Horry County police work to strengthen local animal care laws

Grand Strand

HORRY COUNTY, S.C. (WBTW) — Proposed changes to animal laws in Horry County could help police charge animal abusers.

“What we’re really focused on is the proper care and treatment of animals,” said county spokesperson Kelly Moore.

Police suggest adding stronger language to the county’s current ordinance, including what the county considers proper animal care and shelter. “So that if someone is charged under this law, we’re able to prosecute to the best of our capability,” said Moore.

The changes could include stopping illegal breeding operations and ensuring licensed breeders have acceptable conditions for their animals.

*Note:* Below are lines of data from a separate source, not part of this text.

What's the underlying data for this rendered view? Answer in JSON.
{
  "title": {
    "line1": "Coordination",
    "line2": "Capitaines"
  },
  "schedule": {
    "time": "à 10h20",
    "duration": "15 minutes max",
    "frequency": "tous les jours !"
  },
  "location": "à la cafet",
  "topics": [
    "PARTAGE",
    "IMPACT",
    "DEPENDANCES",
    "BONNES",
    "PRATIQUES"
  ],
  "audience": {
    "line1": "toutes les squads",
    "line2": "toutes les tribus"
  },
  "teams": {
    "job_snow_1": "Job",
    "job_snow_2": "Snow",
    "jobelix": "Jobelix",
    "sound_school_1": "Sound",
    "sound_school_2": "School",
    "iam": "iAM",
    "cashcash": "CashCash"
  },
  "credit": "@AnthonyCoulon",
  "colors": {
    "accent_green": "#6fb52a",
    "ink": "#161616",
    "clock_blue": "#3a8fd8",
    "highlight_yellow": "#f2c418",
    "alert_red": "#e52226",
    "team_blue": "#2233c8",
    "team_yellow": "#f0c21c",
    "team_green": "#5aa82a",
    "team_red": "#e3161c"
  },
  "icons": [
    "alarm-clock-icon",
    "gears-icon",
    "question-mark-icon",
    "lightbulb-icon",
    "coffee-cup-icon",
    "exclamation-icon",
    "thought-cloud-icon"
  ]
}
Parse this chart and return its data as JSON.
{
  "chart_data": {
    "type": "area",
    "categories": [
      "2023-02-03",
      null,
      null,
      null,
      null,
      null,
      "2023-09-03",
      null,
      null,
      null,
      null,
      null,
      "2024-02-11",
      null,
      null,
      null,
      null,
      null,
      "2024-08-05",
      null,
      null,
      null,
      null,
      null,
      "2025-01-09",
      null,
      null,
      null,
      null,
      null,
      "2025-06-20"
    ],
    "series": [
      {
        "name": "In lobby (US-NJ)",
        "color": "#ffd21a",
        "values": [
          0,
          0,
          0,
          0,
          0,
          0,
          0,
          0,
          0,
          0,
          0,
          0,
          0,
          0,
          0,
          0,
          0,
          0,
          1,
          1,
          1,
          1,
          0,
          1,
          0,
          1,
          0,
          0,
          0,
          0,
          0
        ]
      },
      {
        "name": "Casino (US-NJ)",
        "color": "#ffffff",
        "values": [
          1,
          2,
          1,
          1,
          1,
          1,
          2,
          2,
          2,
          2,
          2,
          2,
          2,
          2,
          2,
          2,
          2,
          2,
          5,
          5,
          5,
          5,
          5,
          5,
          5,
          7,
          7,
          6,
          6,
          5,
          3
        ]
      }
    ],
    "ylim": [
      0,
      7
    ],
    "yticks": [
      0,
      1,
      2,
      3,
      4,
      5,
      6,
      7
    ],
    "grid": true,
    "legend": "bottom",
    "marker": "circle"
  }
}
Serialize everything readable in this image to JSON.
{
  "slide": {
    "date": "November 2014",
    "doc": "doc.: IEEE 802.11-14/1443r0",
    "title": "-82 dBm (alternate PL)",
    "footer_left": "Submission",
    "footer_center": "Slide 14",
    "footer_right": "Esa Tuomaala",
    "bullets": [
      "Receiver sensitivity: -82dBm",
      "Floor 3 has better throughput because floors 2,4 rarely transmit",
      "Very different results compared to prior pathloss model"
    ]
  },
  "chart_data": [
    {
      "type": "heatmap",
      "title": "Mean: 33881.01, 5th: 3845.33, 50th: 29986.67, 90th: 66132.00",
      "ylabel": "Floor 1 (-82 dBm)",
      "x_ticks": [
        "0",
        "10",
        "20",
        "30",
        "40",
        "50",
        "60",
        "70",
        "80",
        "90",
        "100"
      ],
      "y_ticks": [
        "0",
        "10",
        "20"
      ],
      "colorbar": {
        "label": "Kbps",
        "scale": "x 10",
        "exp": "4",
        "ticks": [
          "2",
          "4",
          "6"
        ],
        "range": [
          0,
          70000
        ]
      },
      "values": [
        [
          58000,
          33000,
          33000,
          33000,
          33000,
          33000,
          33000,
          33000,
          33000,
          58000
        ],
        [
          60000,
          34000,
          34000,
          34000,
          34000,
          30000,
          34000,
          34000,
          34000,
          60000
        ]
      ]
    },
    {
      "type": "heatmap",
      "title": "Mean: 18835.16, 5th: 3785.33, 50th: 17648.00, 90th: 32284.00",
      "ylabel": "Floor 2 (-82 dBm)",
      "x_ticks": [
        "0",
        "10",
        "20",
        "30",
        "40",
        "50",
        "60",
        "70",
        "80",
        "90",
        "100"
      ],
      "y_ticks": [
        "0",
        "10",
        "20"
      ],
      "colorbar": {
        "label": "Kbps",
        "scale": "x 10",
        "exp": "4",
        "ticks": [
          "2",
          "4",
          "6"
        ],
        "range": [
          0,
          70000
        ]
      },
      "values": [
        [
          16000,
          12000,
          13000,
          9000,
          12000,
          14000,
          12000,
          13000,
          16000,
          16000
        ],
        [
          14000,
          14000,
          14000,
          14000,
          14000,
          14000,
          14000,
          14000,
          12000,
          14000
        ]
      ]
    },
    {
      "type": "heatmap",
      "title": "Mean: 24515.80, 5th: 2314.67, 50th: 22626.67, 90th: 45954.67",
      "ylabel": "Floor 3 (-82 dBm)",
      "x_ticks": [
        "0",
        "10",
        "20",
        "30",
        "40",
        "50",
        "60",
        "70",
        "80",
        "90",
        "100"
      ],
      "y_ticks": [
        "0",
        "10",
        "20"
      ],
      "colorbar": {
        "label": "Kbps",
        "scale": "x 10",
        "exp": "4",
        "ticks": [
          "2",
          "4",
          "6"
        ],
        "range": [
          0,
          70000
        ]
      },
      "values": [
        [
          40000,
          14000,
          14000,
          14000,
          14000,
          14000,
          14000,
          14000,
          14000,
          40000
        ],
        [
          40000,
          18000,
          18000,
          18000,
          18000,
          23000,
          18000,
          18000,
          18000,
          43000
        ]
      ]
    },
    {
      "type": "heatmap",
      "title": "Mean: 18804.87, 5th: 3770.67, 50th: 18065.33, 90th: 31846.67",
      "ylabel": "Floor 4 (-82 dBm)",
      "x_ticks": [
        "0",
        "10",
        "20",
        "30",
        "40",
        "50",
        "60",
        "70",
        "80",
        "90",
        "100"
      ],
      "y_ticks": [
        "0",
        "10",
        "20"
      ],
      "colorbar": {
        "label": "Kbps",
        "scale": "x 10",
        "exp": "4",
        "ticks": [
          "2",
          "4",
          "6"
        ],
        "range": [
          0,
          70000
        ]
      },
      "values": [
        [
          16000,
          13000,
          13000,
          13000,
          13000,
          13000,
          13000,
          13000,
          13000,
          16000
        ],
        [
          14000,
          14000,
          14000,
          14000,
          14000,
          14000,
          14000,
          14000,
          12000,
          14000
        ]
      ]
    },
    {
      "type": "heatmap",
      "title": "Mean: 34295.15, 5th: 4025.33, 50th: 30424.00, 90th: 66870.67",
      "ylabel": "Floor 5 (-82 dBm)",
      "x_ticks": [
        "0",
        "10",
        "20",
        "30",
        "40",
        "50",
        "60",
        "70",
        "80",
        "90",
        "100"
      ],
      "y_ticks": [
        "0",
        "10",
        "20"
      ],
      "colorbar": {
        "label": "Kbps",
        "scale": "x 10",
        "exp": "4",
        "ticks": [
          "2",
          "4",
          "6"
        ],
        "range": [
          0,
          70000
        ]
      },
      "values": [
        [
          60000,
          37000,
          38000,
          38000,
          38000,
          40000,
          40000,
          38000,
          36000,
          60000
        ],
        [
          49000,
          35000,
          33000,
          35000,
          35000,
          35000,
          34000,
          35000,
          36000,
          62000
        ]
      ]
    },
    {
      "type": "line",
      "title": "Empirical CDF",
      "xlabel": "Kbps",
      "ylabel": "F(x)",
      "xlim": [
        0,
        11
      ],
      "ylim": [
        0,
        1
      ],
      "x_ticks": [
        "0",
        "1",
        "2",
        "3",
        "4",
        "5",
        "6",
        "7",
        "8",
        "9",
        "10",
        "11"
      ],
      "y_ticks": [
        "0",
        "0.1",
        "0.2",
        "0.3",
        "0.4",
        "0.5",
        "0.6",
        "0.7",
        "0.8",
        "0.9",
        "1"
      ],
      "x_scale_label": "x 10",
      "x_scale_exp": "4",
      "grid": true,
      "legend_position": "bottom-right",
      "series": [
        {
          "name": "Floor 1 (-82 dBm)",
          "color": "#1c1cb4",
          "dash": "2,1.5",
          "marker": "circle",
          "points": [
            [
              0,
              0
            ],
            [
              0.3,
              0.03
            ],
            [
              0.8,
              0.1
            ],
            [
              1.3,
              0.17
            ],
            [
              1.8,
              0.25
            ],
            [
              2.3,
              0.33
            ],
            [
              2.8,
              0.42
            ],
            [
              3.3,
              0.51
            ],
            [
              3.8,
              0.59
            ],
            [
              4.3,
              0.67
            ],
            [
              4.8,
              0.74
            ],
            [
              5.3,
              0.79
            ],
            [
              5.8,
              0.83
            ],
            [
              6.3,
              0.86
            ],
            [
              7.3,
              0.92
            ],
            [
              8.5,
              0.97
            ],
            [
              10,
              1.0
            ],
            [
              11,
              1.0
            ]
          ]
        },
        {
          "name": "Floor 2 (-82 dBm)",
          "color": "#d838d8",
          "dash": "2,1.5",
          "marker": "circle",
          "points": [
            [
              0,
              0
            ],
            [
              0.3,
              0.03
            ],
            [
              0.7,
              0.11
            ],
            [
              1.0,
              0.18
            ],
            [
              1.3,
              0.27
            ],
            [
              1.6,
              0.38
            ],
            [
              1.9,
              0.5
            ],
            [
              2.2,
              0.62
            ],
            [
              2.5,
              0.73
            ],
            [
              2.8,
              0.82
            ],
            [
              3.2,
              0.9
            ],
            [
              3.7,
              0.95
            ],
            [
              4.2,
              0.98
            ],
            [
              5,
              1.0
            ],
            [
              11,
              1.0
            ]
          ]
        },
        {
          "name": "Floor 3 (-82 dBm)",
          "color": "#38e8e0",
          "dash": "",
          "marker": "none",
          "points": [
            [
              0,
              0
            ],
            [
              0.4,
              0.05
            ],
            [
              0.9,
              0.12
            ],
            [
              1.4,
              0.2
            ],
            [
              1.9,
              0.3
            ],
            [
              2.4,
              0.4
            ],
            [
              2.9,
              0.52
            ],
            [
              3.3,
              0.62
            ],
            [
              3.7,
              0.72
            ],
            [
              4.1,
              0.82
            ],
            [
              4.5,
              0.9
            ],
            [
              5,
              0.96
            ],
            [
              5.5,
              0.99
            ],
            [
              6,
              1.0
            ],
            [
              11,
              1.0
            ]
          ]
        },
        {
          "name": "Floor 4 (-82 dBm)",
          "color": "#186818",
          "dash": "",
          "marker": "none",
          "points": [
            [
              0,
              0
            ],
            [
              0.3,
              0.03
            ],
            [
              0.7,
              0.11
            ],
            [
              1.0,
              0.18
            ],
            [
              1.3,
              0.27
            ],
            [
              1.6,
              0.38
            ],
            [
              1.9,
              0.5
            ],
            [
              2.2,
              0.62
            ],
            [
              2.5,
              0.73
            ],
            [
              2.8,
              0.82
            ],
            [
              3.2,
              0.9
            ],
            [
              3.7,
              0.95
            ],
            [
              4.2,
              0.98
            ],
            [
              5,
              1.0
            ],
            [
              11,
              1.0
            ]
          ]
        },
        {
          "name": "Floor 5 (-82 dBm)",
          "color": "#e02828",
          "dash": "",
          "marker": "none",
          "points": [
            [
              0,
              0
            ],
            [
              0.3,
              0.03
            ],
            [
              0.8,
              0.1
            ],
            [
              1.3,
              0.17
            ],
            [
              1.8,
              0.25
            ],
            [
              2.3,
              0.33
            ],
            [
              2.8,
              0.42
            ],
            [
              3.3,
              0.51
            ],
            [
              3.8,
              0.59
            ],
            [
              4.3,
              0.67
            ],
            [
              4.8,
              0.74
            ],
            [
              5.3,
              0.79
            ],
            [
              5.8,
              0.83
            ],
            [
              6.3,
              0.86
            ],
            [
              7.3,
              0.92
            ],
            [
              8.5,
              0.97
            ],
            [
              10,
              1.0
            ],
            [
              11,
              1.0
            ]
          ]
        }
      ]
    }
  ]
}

“That’s really designed to make it where folks aren’t having puppy mills. We just want to shut down folks who are mistreating animals by having these mass breeding operations,” said Moore.

Police are also concerned with how animals are being transported on major highways. They are wanting to make sure animals are secure in truck beds on roads with speed limits of 55 miles per hour and higher.

“A lot of folks have ways to transport animals in the back of a vehicle that is safe. That would not exclude them from continuing to do this. We are talking about animals that are not secure or restrained in any way, just in the bed of the truck on those larger roadways. So [Highway] 22, 31, roadways like that,” said Moore.

Officials say changes could also include a heat index for animals left in cars.

Police also want to address the county’s feral cat population and control it in a humane way. They’re proposing a community cat program.

“Trap, neuter, release; and it’s a way that cats can continue to be, especially feral cats, out in the community. As long as they’re not causing people a problem. But if they are trapped, spayed or neutered and released, then they are not creating more cats and continuing that problem,” said Moore.

Moore says the changes will need to be reviewed at the county’s public safety committee meeting in June. From there it could move forward to the county council for its first reading.